Aujourd’hui l’histoire des sciences est en pleine mutation. Elle ne s’intéresse plus uniquement aux succès scientifiques ni aux “héros” de la science. Les noms de femmes paléontologues sont donc exhumés et l’on s’intéresse à leur rôle, à leur manière de travailler et à la manière dont leurs travaux ont été reçus dans la sphère scientifique. Si ces noms peuvent être évoqués aujourd’hui c’est parce que, bien que peu ou pas mentionnés dans la littérature scientifique, ils apparaissent dans les correspondances personnelles que les passionnés s’échangeaient pour se tenir informés des nouvelles découvertes et avancées en paléontologie. S’appuyant sur cette documentation historique, Martina Kölbl-Ebert, de la Ludwig-Maximilians-University de Munich, œuvre actuellement à documenter, par exemple, les parcours et les travaux des paléontologues anglaises.
L’amateurisme en sciences, qui a tellement compté dans l’essor de nombreuses disciplines, devient également un sujet de recherche académique à part entière.

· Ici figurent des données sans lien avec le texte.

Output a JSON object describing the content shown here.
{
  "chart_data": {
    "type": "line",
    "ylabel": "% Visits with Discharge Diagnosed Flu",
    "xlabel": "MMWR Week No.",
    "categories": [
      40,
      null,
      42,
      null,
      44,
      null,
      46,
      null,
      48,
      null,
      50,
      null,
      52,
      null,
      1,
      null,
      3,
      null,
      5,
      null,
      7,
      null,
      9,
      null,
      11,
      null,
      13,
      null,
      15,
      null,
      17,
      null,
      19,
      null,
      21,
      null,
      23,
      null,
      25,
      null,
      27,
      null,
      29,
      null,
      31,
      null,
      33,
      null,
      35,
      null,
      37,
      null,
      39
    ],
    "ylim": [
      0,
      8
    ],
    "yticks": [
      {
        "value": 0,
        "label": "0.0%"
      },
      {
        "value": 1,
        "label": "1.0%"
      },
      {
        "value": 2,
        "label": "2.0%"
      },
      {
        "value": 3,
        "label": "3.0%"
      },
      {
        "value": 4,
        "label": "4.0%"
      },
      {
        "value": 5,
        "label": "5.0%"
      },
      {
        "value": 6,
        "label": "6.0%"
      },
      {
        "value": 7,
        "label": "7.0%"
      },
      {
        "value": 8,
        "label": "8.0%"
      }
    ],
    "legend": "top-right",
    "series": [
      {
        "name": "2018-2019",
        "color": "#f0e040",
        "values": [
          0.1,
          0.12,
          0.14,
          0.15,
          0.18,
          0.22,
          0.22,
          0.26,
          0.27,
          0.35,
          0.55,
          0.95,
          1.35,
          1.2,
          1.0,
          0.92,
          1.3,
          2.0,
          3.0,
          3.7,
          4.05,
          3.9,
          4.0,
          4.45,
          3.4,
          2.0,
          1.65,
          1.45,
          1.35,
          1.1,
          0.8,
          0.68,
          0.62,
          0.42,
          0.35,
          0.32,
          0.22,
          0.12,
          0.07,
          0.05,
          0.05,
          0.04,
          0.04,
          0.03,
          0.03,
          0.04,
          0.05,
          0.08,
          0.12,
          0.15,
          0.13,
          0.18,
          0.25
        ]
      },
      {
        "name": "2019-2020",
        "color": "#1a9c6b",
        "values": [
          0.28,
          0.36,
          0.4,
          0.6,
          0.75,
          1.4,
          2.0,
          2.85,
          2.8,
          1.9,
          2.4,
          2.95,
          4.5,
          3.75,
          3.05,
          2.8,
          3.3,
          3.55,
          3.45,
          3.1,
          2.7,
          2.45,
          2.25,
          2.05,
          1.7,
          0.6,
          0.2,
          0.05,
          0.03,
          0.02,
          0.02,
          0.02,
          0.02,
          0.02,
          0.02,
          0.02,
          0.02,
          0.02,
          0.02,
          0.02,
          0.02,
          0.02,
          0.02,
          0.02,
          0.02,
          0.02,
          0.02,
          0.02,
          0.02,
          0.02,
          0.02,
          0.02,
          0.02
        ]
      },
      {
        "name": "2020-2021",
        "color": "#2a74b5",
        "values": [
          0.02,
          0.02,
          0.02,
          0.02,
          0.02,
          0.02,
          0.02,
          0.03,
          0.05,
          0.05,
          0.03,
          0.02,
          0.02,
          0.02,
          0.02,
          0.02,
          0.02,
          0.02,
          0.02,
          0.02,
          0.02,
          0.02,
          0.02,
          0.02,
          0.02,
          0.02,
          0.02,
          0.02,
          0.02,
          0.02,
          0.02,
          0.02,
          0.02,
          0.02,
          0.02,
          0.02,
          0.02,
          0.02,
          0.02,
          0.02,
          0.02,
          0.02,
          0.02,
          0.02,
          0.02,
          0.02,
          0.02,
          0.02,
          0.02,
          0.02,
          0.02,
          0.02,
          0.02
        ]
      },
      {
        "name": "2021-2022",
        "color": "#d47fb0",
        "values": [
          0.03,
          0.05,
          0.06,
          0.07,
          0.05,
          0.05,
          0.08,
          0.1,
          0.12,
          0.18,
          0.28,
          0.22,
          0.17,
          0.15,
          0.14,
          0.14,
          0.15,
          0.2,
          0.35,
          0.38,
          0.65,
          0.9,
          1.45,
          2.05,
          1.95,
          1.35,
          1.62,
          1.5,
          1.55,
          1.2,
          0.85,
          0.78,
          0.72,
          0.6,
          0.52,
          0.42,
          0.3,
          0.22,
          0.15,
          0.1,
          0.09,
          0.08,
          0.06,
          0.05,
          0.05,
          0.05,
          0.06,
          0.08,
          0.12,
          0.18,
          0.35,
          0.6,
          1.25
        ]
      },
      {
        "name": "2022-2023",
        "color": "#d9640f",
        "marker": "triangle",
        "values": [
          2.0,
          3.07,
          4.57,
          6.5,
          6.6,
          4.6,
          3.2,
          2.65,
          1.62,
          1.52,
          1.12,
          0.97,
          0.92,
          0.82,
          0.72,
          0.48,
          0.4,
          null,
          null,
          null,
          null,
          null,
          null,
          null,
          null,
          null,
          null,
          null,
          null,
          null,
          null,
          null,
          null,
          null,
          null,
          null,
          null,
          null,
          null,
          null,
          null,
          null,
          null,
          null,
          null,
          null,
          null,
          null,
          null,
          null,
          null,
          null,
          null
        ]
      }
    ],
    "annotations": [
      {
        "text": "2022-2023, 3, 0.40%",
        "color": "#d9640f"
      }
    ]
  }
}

Les “petites mains” – mais néanmoins grands esprits – de la recherche, trouveront donc sans nul doute leur place dans le récit de la paléontologie.
Références bibliographiques
Buffetaut E., 2018 – “La marquise, l’anatomiste et le crocodile”, Espèces, n° 28.
Kölbl-Ebert M., 2021 – Ladies with hammers. Exploring a social paradox in early nineteenth-century Britain, Geological Society, London, Special Publications, 506(1), p. 55.
Sharpe T., 2020 – The Fossil Woman: A Life of Mary Anning, The Dovecote Press, 272 p.